Pakistan Today

The dethronement of human arrogance

The biggest folly of man is that he deems himself infallible. We tend to have pride in our creations, in our theories, in our science of how things operate. It is this perception of the infallibility of our creations that has led us to challenge the laws of nature in our environment. A theory is presented, explained, validated, and it transforms into a universally accepted axiom. Therefore when you ask the intellectual about anything ranging from human behaviour, to the fundamentals of universe creation, to perhaps the theory of evolution, he will mathematically deduce it.
Hence human behaviour has been decoded or thought to be decoded by mathematicians who reassure us that they have used scientific tools to predict how the human mind will react to market conditions. Naturally when mathematicians or economists give their reason and logic, the mere mortal cannot question it, since it is considered as reliable as Newtons three laws of motion.
Economic paradigms are formulated with the knowledge of the expected and not the unexpected. So, in effect most observations of economic theorists turn out in ways that weren’t anticipated, but these unexpected observations never in reality go on to change an economic paradigm.
If any of us wish to understand the recent economic debacle, or for that matter the crash of the housing bubble, or the double-dip recession, or the enormous amount of debt that has accumulated in developed countries, or the revolution that ousted the dictatorship in Egypt, there is one very simple explanation for all of this, the explanation that is summed up in the word – hubris.
Hubris according to the Merriam Webster dictionary is defined as ‘exaggerated pride or self confidence’. History has taught us a very important lesson, in the words of Stephen Jay Gould that ‘the most important scientific revolutions all include as their only common feature, the dethronement of human arrogance from one pedestal after another of previous convictions about our centrality in the cosmos.’
Unfortunately, as much as economists would have liked to believe that they were headed on a path of stability where something akin to the great depression would never come back to haunt them, their science failed them, and so did the scientifically formulated theories they made. At the end of the day, what none of them realised is that capitalism is like a struggle between individuals, a tug of war, an attempt to gain control over scarce resources. It is like boxing perhaps, or poker, a softer restrained form of private warfare.
What economists have failed to realise is that there is and can never be a final science of war. It is a struggle between two forces, where one side is up against a thinking opponent, who may anticipate, or expect certain things about us that even we might not be aware of. For instance, imagine that there is a policy and individuals can benefit if they are made privy to the model behind the policy, what will ensue as a result would be that huge amounts of capital will seek that profit. Instead of the dog wagging the tail, the tail will begin to wag the dog, and that is what has been happening in world markets.

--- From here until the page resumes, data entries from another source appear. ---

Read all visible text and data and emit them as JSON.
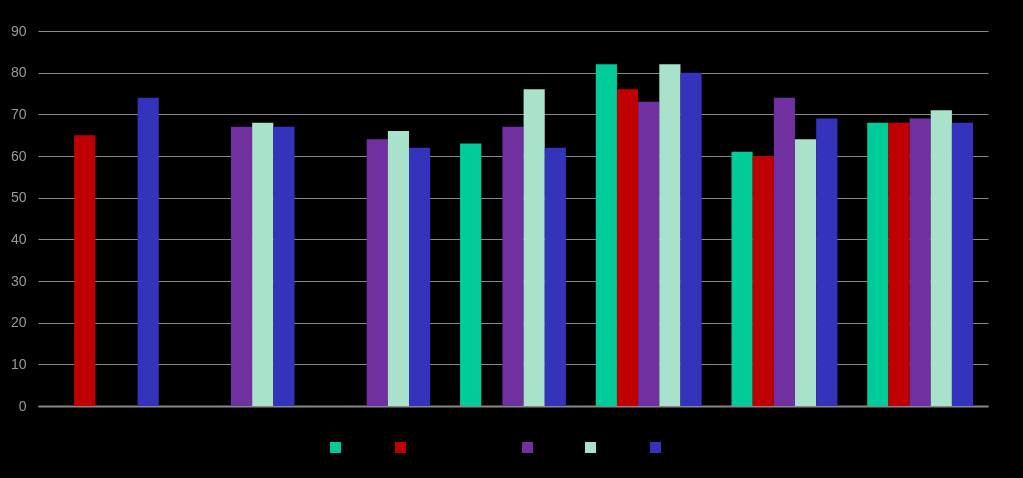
{
  "chart_data": {
    "type": "bar",
    "categories": [
      null,
      null,
      null,
      null,
      null,
      null,
      null
    ],
    "series": [
      {
        "color": "#00cc99",
        "values": [
          null,
          null,
          null,
          63,
          82,
          61,
          68
        ]
      },
      {
        "color": "#c00000",
        "values": [
          65,
          null,
          null,
          null,
          76,
          60,
          68
        ]
      },
      {
        "color": "#7030a0",
        "values": [
          null,
          67,
          64,
          67,
          73,
          74,
          69
        ]
      },
      {
        "color": "#a9e2cb",
        "values": [
          null,
          68,
          66,
          76,
          82,
          64,
          71
        ]
      },
      {
        "color": "#3333bb",
        "values": [
          74,
          67,
          62,
          62,
          80,
          69,
          68
        ]
      }
    ],
    "ylim": [
      0,
      90
    ],
    "yticks": [
      0,
      10,
      20,
      30,
      40,
      50,
      60,
      70,
      80,
      90
    ],
    "grid": "y"
  }
}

We need to comprehend that there can never be a real predictive science for a system that may go on to change its behaviour after the modalities of the model are known to stakeholders. It was our collective belief that the system was in fact efficient which provided the necessary fuel to make it blatantly inefficient. The creation of market bubbles in the last few decades was partly a consequence of the pervading belief that no such thing would happen.
What stakeholders did not realise was that a market does not function like a rocket and economists have not studied rocket science. We repeatedly attempted to rescue bubbles, but never really made efforts to burst them. As a result of this, our financial markets turned into a stack of cards unscrupulously piled on top of each other, to build a colossal vulnerable edifice of imminent disaster.
The collective belief of humanity to possess the ability to predict the future is now tearing itself apart like a vast sinew of lies and the false belief in the might of human intelligence is now systematically eroding. By forgetting the philosophy behind capitalistic regimes, and blindly believing in a science that has collectively failed us we are in fact paving way for another dethronement of human arrogance. Let us hope, that a new scientific revolution fills in the void that will be left behind.